Fairly often I drop a ball. This comes from trying to have too many balls in the air at once to keep them all flying at the same time. I overextend myself, and whether it be that I lack the discipline to force myself to catch all the balls or whether I lack the actual ability, there's no doubt as to the overextension itself.
Lately I've been flying. Today some balls are dropping.
I don't mind dropping balls, personally. It's a part of how I do things; plant lots and what survives is a keeper, it's not a bad gardening style. Some things are better begun and never ended, just to keep the process flowing, to keep having fun, to keep the momentum high.
What I do mind is dropping people. I do this a fair amount; more and more the things I do include people or are connected to them in some way. More and more, when I drop a thing, I am also dropping a person.
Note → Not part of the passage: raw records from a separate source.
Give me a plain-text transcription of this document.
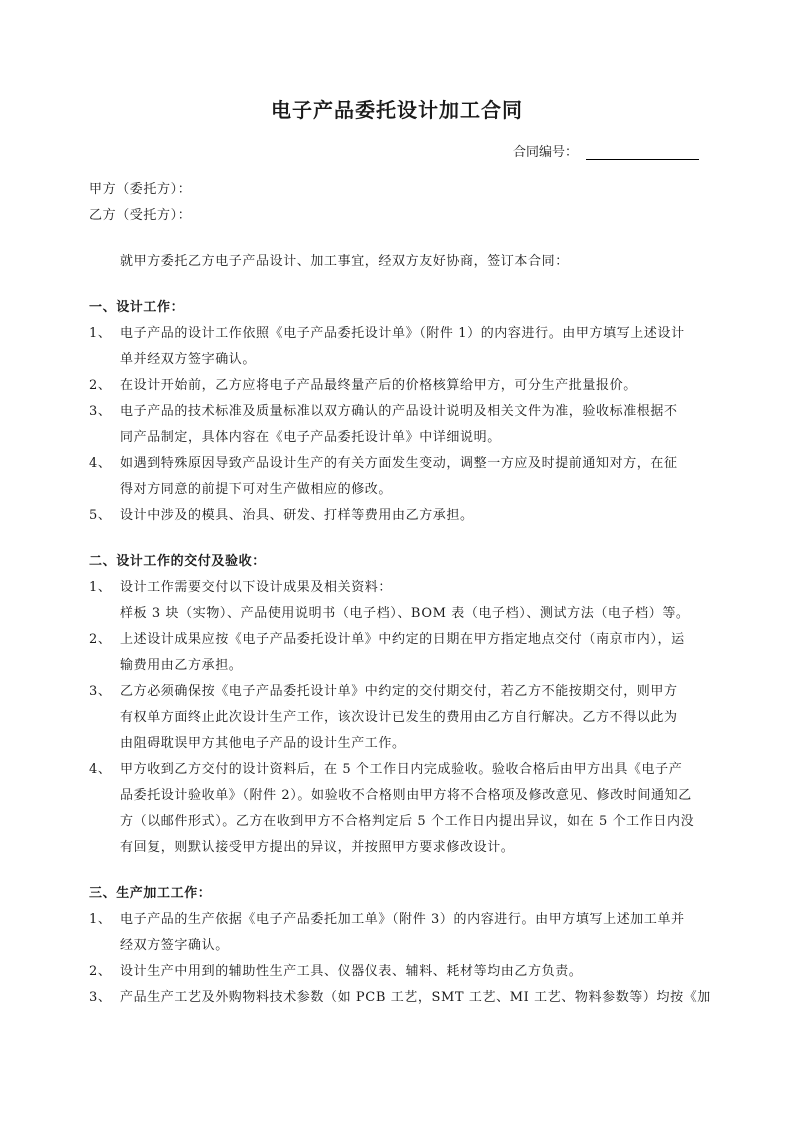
电子产品委托设计加工合同
合同编号：
甲方（委托方）：
乙方（受托方）：
就甲方委托乙方电子产品设计、加工事宜，经双方友好协商，签订本合同：
一、设计工作：
1、 电子产品的设计工作依照《电子产品委托设计单》（附件 1）的内容进行。由甲方填写上述设计
单并经双方签字确认。
2、 在设计开始前，乙方应将电子产品最终量产后的价格核算给甲方，可分生产批量报价。
3、 电子产品的技术标准及质量标准以双方确认的产品设计说明及相关文件为准，验收标准根据不
同产品制定，具体内容在《电子产品委托设计单》中详细说明。
4、 如遇到特殊原因导致产品设计生产的有关方面发生变动，调整一方应及时提前通知对方，在征
得对方同意的前提下可对生产做相应的修改。
5、 设计中涉及的模具、治具、研发、打样等费用由乙方承担。
二、设计工作的交付及验收：
1、 设计工作需要交付以下设计成果及相关资料：
样板 3 块（实物）、产品使用说明书（电子档）、BOM 表（电子档）、测试方法（电子档）等。
2、 上述设计成果应按《电子产品委托设计单》中约定的日期在甲方指定地点交付（南京市内），运
输费用由乙方承担。
3、 乙方必须确保按《电子产品委托设计单》中约定的交付期交付，若乙方不能按期交付，则甲方
有权单方面终止此次设计生产工作，该次设计已发生的费用由乙方自行解决。乙方不得以此为
由阻碍耽误甲方其他电子产品的设计生产工作。
4、 甲方收到乙方交付的设计资料后，在 5 个工作日内完成验收。验收合格后由甲方出具《电子产
品委托设计验收单》（附件 2）。如验收不合格则由甲方将不合格项及修改意见、修改时间通知乙
方（以邮件形式）。乙方在收到甲方不合格判定后 5 个工作日内提出异议，如在 5 个工作日内没
有回复，则默认接受甲方提出的异议，并按照甲方要求修改设计。
三、生产加工工作：
1、 电子产品的生产依据《电子产品委托加工单》（附件 3）的内容进行。由甲方填写上述加工单并
经双方签字确认。
2、 设计生产中用到的辅助性生产工具、仪器仪表、辅料、耗材等均由乙方负责。
3、 产品生产工艺及外购物料技术参数（如 PCB 工艺，SMT 工艺、MI 工艺、物料参数等）均按《加
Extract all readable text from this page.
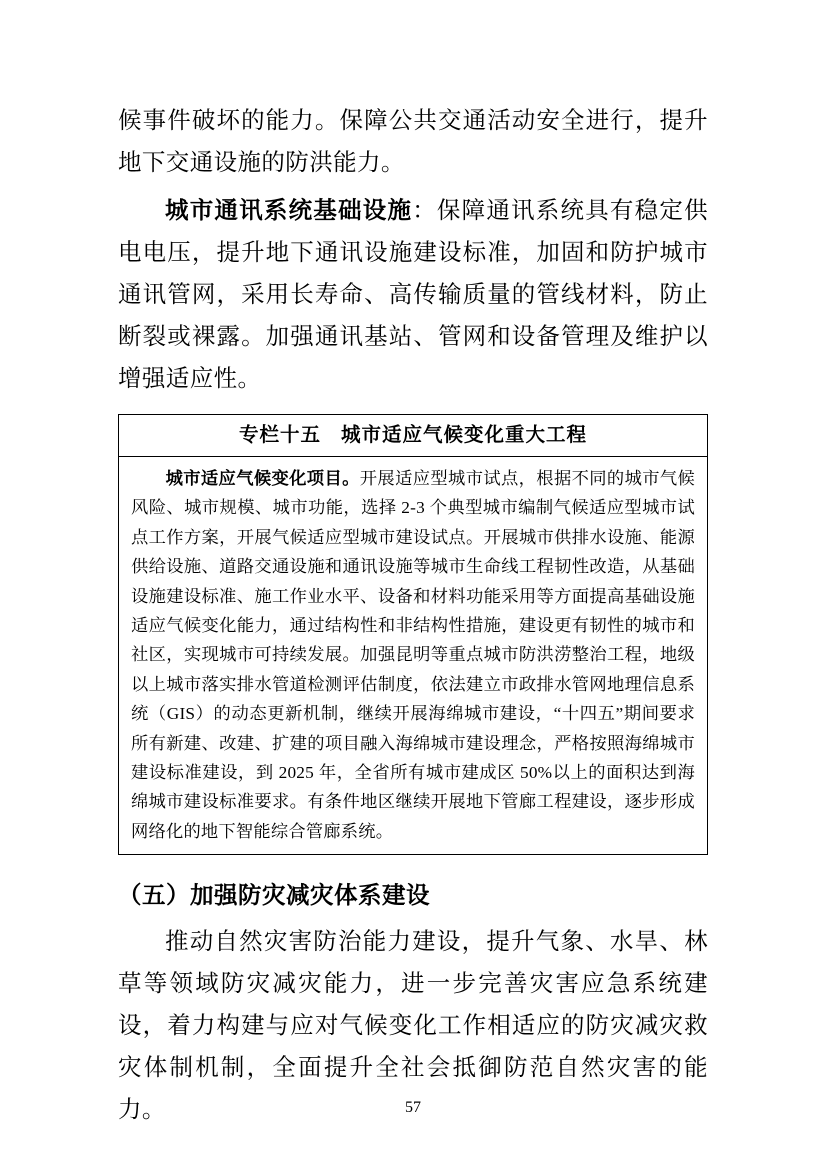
候事件破坏的能力。保障公共交通活动安全进行，提升地下交通设施的防洪能力。

城市通讯系统基础设施：保障通讯系统具有稳定供电电压，提升地下通讯设施建设标准，加固和防护城市通讯管网，采用长寿命、高传输质量的管线材料，防止断裂或裸露。加强通讯基站、管网和设备管理及维护以增强适应性。

专栏十五 城市适应气候变化重大工程
城市适应气候变化项目。开展适应型城市试点，根据不同的城市气候风险、城市规模、城市功能，选择 2-3 个典型城市编制气候适应型城市试点工作方案，开展气候适应型城市建设试点。开展城市供排水设施、能源供给设施、道路交通设施和通讯设施等城市生命线工程韧性改造，从基础设施建设标准、施工作业水平、设备和材料功能采用等方面提高基础设施适应气候变化能力，通过结构性和非结构性措施，建设更有韧性的城市和社区，实现城市可持续发展。加强昆明等重点城市防洪涝整治工程，地级以上城市落实排水管道检测评估制度，依法建立市政排水管网地理信息系统（GIS）的动态更新机制，继续开展海绵城市建设，“十四五”期间要求所有新建、改建、扩建的项目融入海绵城市建设理念，严格按照海绵城市建设标准建设，到 2025 年，全省所有城市建成区 50%以上的面积达到海绵城市建设标准要求。有条件地区继续开展地下管廊工程建设，逐步形成网络化的地下智能综合管廊系统。
（五）加强防灾减灾体系建设

推动自然灾害防治能力建设，提升气象、水旱、林草等领域防灾减灾能力，进一步完善灾害应急系统建设，着力构建与应对气候变化工作相适应的防灾减灾救灾体制机制，全面提升全社会抵御防范自然灾害的能力。	57
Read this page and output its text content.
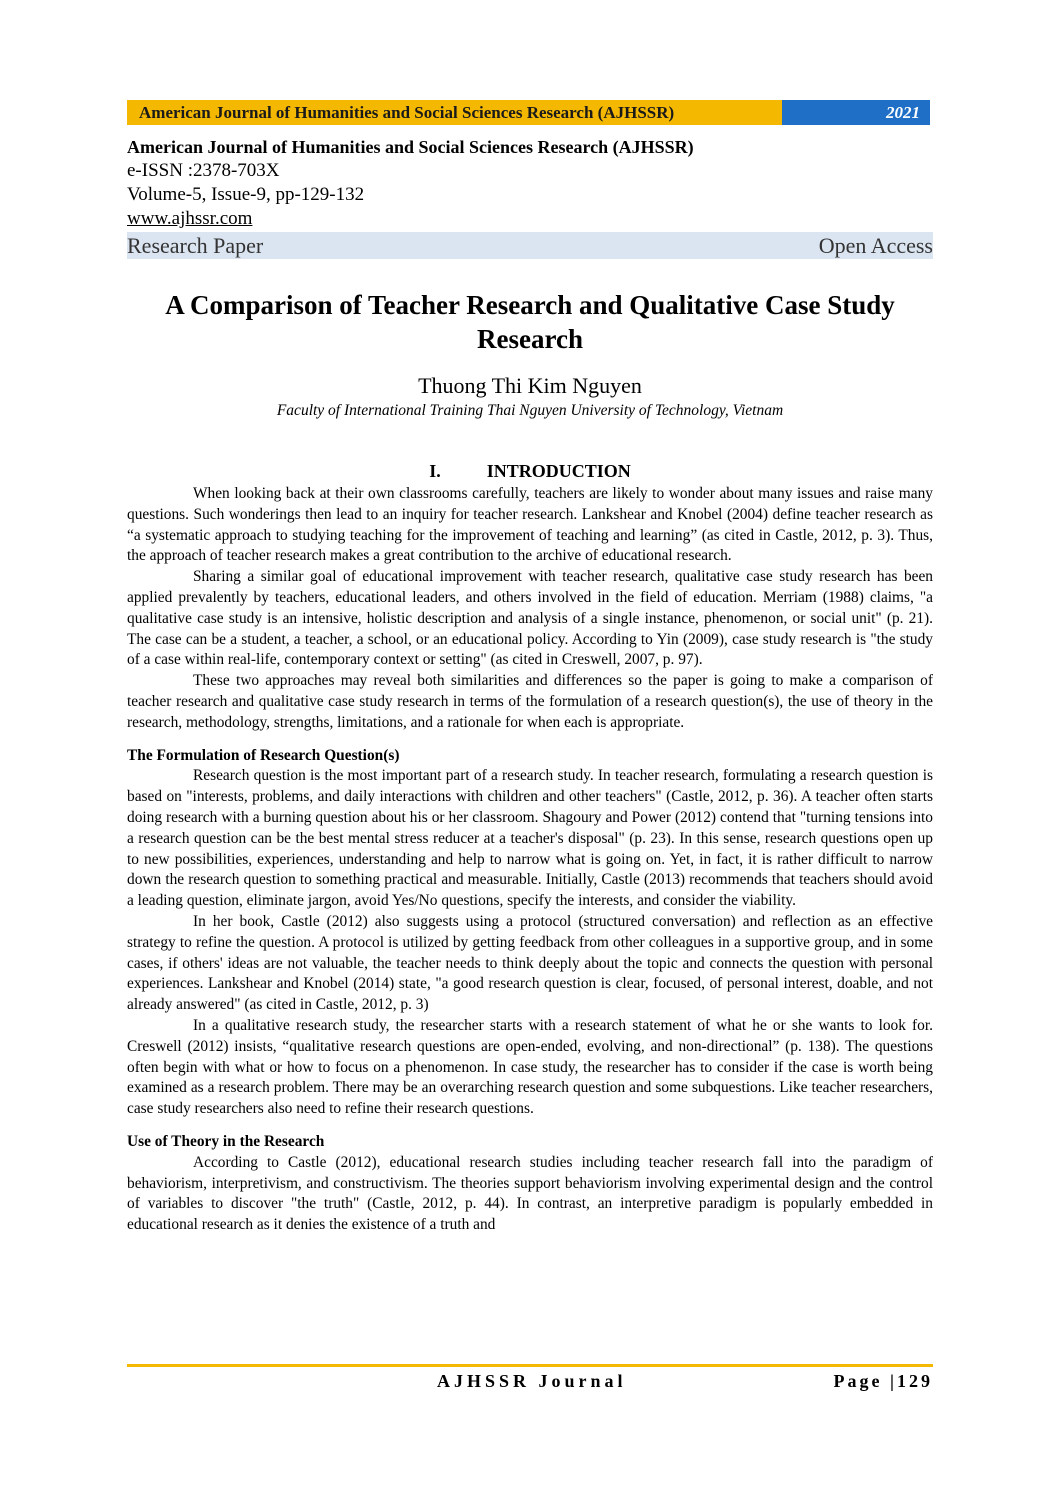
American Journal of Humanities and Social Sciences Research (AJHSSR)	2021
American Journal of Humanities and Social Sciences Research (AJHSSR)
e-ISSN :2378-703X
Volume-5, Issue-9, pp-129-132
www.ajhssr.com
Research Paper	Open Access
A Comparison of Teacher Research and Qualitative Case Study Research
Thuong Thi Kim Nguyen
Faculty of International Training Thai Nguyen University of Technology, Vietnam
I.	INTRODUCTION

When looking back at their own classrooms carefully, teachers are likely to wonder about many issues and raise many questions. Such wonderings then lead to an inquiry for teacher research. Lankshear and Knobel (2004) define teacher research as “a systematic approach to studying teaching for the improvement of teaching and learning” (as cited in Castle, 2012, p. 3). Thus, the approach of teacher research makes a great contribution to the archive of educational research.

Sharing a similar goal of educational improvement with teacher research, qualitative case study research has been applied prevalently by teachers, educational leaders, and others involved in the field of education. Merriam (1988) claims, "a qualitative case study is an intensive, holistic description and analysis of a single instance, phenomenon, or social unit" (p. 21). The case can be a student, a teacher, a school, or an educational policy. According to Yin (2009), case study research is "the study of a case within real-life, contemporary context or setting" (as cited in Creswell, 2007, p. 97).

These two approaches may reveal both similarities and differences so the paper is going to make a comparison of teacher research and qualitative case study research in terms of the formulation of a research question(s), the use of theory in the research, methodology, strengths, limitations, and a rationale for when each is appropriate.

The Formulation of Research Question(s)

Research question is the most important part of a research study. In teacher research, formulating a research question is based on "interests, problems, and daily interactions with children and other teachers" (Castle, 2012, p. 36). A teacher often starts doing research with a burning question about his or her classroom. Shagoury and Power (2012) contend that "turning tensions into a research question can be the best mental stress reducer at a teacher's disposal" (p. 23). In this sense, research questions open up to new possibilities, experiences, understanding and help to narrow what is going on. Yet, in fact, it is rather difficult to narrow down the research question to something practical and measurable. Initially, Castle (2013) recommends that teachers should avoid a leading question, eliminate jargon, avoid Yes/No questions, specify the interests, and consider the viability.

In her book, Castle (2012) also suggests using a protocol (structured conversation) and reflection as an effective strategy to refine the question. A protocol is utilized by getting feedback from other colleagues in a supportive group, and in some cases, if others' ideas are not valuable, the teacher needs to think deeply about the topic and connects the question with personal experiences. Lankshear and Knobel (2014) state, "a good research question is clear, focused, of personal interest, doable, and not already answered" (as cited in Castle, 2012, p. 3)

In a qualitative research study, the researcher starts with a research statement of what he or she wants to look for. Creswell (2012) insists, “qualitative research questions are open-ended, evolving, and non-directional” (p. 138). The questions often begin with what or how to focus on a phenomenon. In case study, the researcher has to consider if the case is worth being examined as a research problem. There may be an overarching research question and some subquestions. Like teacher researchers, case study researchers also need to refine their research questions.

Use of Theory in the Research

According to Castle (2012), educational research studies including teacher research fall into the paradigm of behaviorism, interpretivism, and constructivism. The theories support behaviorism involving experimental design and the control of variables to discover "the truth" (Castle, 2012, p. 44). In contrast, an interpretive paradigm is popularly embedded in educational research as it denies the existence of a truth and

AJHSSR Journal	Page |129
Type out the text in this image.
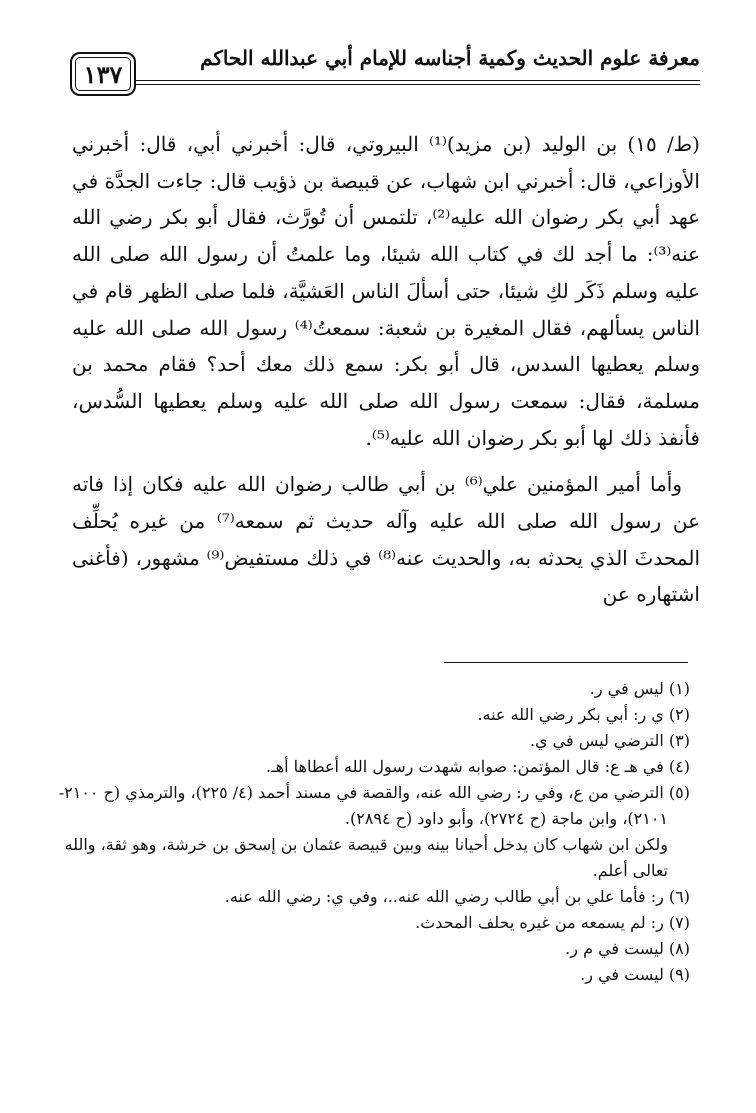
١٣٧
معرفة علوم الحديث وكمية أجناسه للإمام أبي عبدالله الحاكم

(ط/ ١٥) بن الوليد (بن مزيد)⁽¹⁾ البيروتي، قال: أخبرني أبي، قال: أخبرني الأوزاعي، قال: أخبرني ابن شهاب، عن قبيصة بن ذؤيب قال: جاءت الجدَّة في عهد أبي بكر رضوان الله عليه⁽²⁾، تلتمس أن تُورَّث، فقال أبو بكر رضي الله عنه⁽³⁾: ما أجد لك في كتاب الله شيئا، وما علمتُ أن رسول الله صلى الله عليه وسلم ذَكَر لكِ شيئا، حتى أسألَ الناس العَشيَّة، فلما صلى الظهر قام في الناس يسألهم، فقال المغيرة بن شعبة: سمعتُ⁽⁴⁾ رسول الله صلى الله عليه وسلم يعطيها السدس، قال أبو بكر: سمع ذلك معك أحد؟ فقام محمد بن مسلمة، فقال: سمعت رسول الله صلى الله عليه وسلم يعطيها السُّدس، فأنفذ ذلك لها أبو بكر رضوان الله عليه⁽⁵⁾.

وأما أمير المؤمنين علي⁽⁶⁾ بن أبي طالب رضوان الله عليه فكان إذا فاته عن رسول الله صلى الله عليه وآله حديث ثم سمعه⁽⁷⁾ من غيره يُحلِّف المحدثَ الذي يحدثه به، والحديث عنه⁽⁸⁾ في ذلك مستفيض⁽⁹⁾ مشهور، (فأغنى اشتهاره عن

(١) ليس في ر.

(٢) ي ر: أبي بكر رضي الله عنه.

(٣) الترضي ليس في ي.

(٤) في هـ ع: قال المؤتمن: صوابه شهدت رسول الله أعطاها أهـ.

(٥) الترضي من ع، وفي ر: رضي الله عنه، والقصة في مسند أحمد (٤/ ٢٢٥)، والترمذي (ح ٢١٠٠- ٢١٠١)، وابن ماجة (ح ٢٧٢٤)، وأبو داود (ح ٢٨٩٤).

ولكن ابن شهاب كان يدخل أحيانا بينه وبين قبيصة عثمان بن إسحق بن خرشة، وهو ثقة، والله تعالى أعلم.

(٦) ر: فأما علي بن أبي طالب رضي الله عنه..، وفي ي: رضي الله عنه.

(٧) ر: لم يسمعه من غيره يحلف المحدث.

(٨) ليست في م ر.

(٩) ليست في ر.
Sometimes this hurts a person, and I really don't like that.
I'd like to see my way a little clearer on this one. I'd like to see the world as something other than bad-to-self vs bad-to-other, as a series of mutually beneficial compromises and decisions. I want to be more mindful of the web of interconnections, so that when I make a decision the consequences involving other people don't surprise me but instead form part of the decision-making process in the first place.
Tonight I've been dropping balls like crazy. I feel a lot of 'shoulds' around this-- I should have known I'd be tired tonight, I shouldn't have overcommitted myself, I should have realised that it's been a really busy month and that I have too much on my plate, I should have got my time commitments and priorities clearer, I should have slowed down and figured this stuff out beforehand rather than responding in scattershot fashion to what was going on around me.
I'm very tired, and the high I've been riding since midway through the permaculture course, two weeks ago, has dropped me. I feel the strong need to curl up in a dark corner around my belly and just sort of hide and recover. I felt this way then too, although very lonely then and more over-socialed now. It feels as if, for a little while at least, the power has gone out of me.
I really need to sleep. I need to sleep deeply, and carelessly, and restfully; I need to not wake up at six or seven worrying about where I need to be and what I'm going to be doing that way. I need a weekend day, a real one, such as I haven't had for the last four weekends past except once, my surprise weekend on the Sunday before I left. I'll take this day, not tomorrow when I have responsibilities, but Sunday. No plans Sunday. Let it carry me.
I also need to re-evaluate my priorities and my commitment style. I need to learn to say 'that sounds like fun, I may do it' rather than 'yes'. I need to be careful who I tell to lean on me, and make sure that I can provide the support I'm offering when I offer it, or else be very clear that I might flake out. This is important; it's an integrity that I can deal without in others, but that I don't want others to need to live without in me. It breaks too many things accidentally. I break too many things in poeple and I'd like to decrease the number.
Having determined that, I'm going to go be unhappy for a little while. I'm going to let go of this analysis: is it a reaction to being too happy for too long, to slipping up and hurting people, is it me not appreciating... etc. I'm going to let it go and think that there are people who I love and who love me even if I'm not in the best frame of mind. And, holding that thought close-curled up against me, I will get ready to sleep.
And so, good night. See you, perhaps, at the Trout Lake farmer's market tomorrow.